Cosa è rimasto uguale a prima? Che cosa possiamo pensare sempre alla stessa maniera? Pur non essendo stato il primo telefonino né il primo smartphone, l’iPhone di Apple ha avuto la capacità di trasformare per sempre interi settori economici, strutture sociali, modalità di interazione e lavorative. È l’apparecchio che ha rivoluzionato il mercato della telefonia mobile, certamente, ma ha fatto molto di più. Ha praticamente lanciato la rivoluzione mobile “smart” tutto da solo.

Abbiamo messo assieme le dieci cose principali che con l’introduzione dell’iPhone sono accadute.

1) Internet in tutte le tasche

Steve Jobs lo aveva detto fin dalla presentazione: uno schermo in tasca con il quale potersi connettere alla rete. L’iPhone era tre cose, nella descrizione del Ceo e fondatore di Apple: un telefono, un iPod e un tablet internet con schermo ampio (per l’epoca) e una esperienza della rete, cioè del web, paragonabile a quella di un computer da scrivania.

L’esplosizione del consumo dati da parte degli utenti in mobilità ha coinciso con la diffusione dell’iPhone, che è stato un vero magnete per i megabyte wireless. Oggi non lo ricordiamo più tanto perché si dà per scontato, ma per la prima volta grazie al Gsm (Edge) Triband dell’iPhone la gran massa del pubblico ha cominciato a consumare dati in mobilità. Gli altri sostanzialmente hanno seguito.

iphone primo

2) La fotografia diventa parte della vita

C’è stato un tempo in cui fotografare richiedeva il possesso di una macchina fotografica. Il che implica averla in tasca, con le batterie cariche e sufficiente spazio nella memoria interna, tutte cose che poi vanno gestite, organizzate, scaricare, ricaricate.

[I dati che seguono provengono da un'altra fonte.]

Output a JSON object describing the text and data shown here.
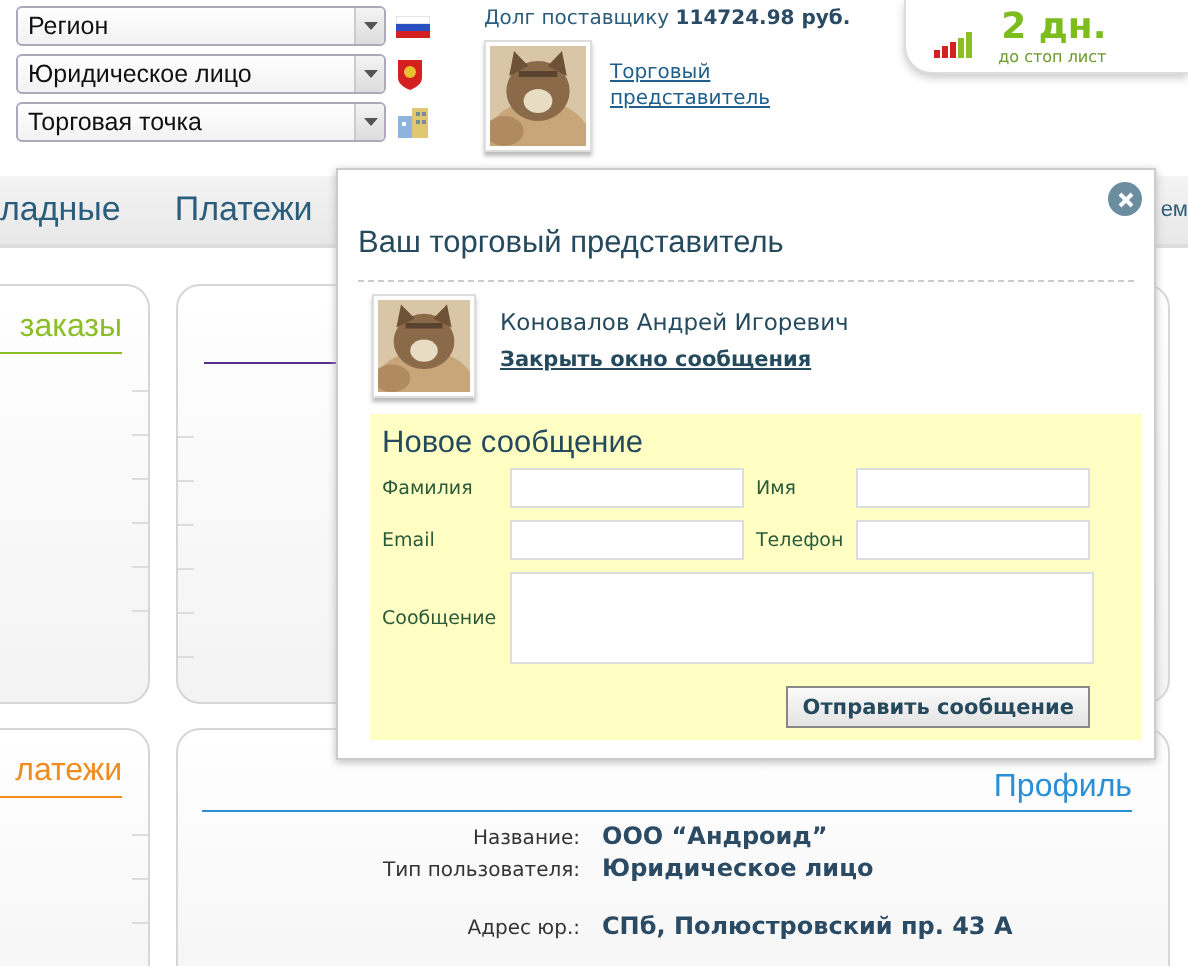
{
  "header": {
    "selects": [
      {
        "value": "Регион",
        "kind": "flag"
      },
      {
        "value": "Юридическое лицо",
        "kind": "emblem"
      },
      {
        "value": "Торговая точка",
        "kind": "building"
      }
    ],
    "debt": {
      "label": "Долг поставщику",
      "amount": "114724.98 руб."
    },
    "rep_link": "Торговый представитель",
    "stop_panel": {
      "days": "2 дн.",
      "caption": "до стоп лист"
    }
  },
  "nav": [
    "ладные",
    "Платежи",
    "ем"
  ],
  "cards": [
    {
      "title": "заказы",
      "color": "#8cbf26"
    },
    {
      "color": "#5a2d8c"
    },
    {
      "title": "латежи",
      "color": "#f08c1e"
    },
    {
      "title": "Профиль",
      "color": "#2b8fd6",
      "fields": [
        {
          "label": "Название:",
          "value": "ООО “Андроид”"
        },
        {
          "label": "Тип пользователя:",
          "value": "Юридическое лицо"
        },
        {
          "label": "Адрес юр.:",
          "value": "СПб, Полюстровский пр. 43 А"
        }
      ]
    }
  ],
  "modal": {
    "title": "Ваш торговый представитель",
    "rep_name": "Коновалов Андрей Игоревич",
    "close_link": "Закрыть окно сообщения",
    "form": {
      "title": "Новое сообщение",
      "fields": [
        {
          "label": "Фамилия",
          "kind": "text"
        },
        {
          "label": "Имя",
          "kind": "text"
        },
        {
          "label": "Email",
          "kind": "text"
        },
        {
          "label": "Телефон",
          "kind": "text"
        },
        {
          "label": "Сообщение",
          "kind": "textarea"
        }
      ],
      "button": "Отправить сообщение"
    }
  }
}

Con iPohne non è stato più così: su Flickr il telefono di Apple è diventato in poco tempo il primo apparecchio utilizzato per fare foto. E non bisogna dimenticare che l’iPhone ha aiutato i social media, o i social media hanno aiutato l’iPhone. Mettetela come volete, ma la sostanza è che grazie alla connettività costante, al Gps che permette di geolocalizzare la posizione dell’apparecchio e a una fotocamera di livello sempre migliore, il modo con il quale pensiamo la fotografia è cambiato per sempre.

Se il telefonino – l’iPhone – è l’apparecchio digitale più
Intimo di una persona, sempre con essa, attaccato al suo corpo, nella sua tasca, in mano, sempre carico e sempre connesso, sempre efficiente, allora la fotografia non è più la stessa cosa. Tant’è che oggi dei 1.200 miliardi di foto scattate nel 2017, l’85% saranno riprese da un telefonino. Nel 2011 erano “solo” 400 miliardi.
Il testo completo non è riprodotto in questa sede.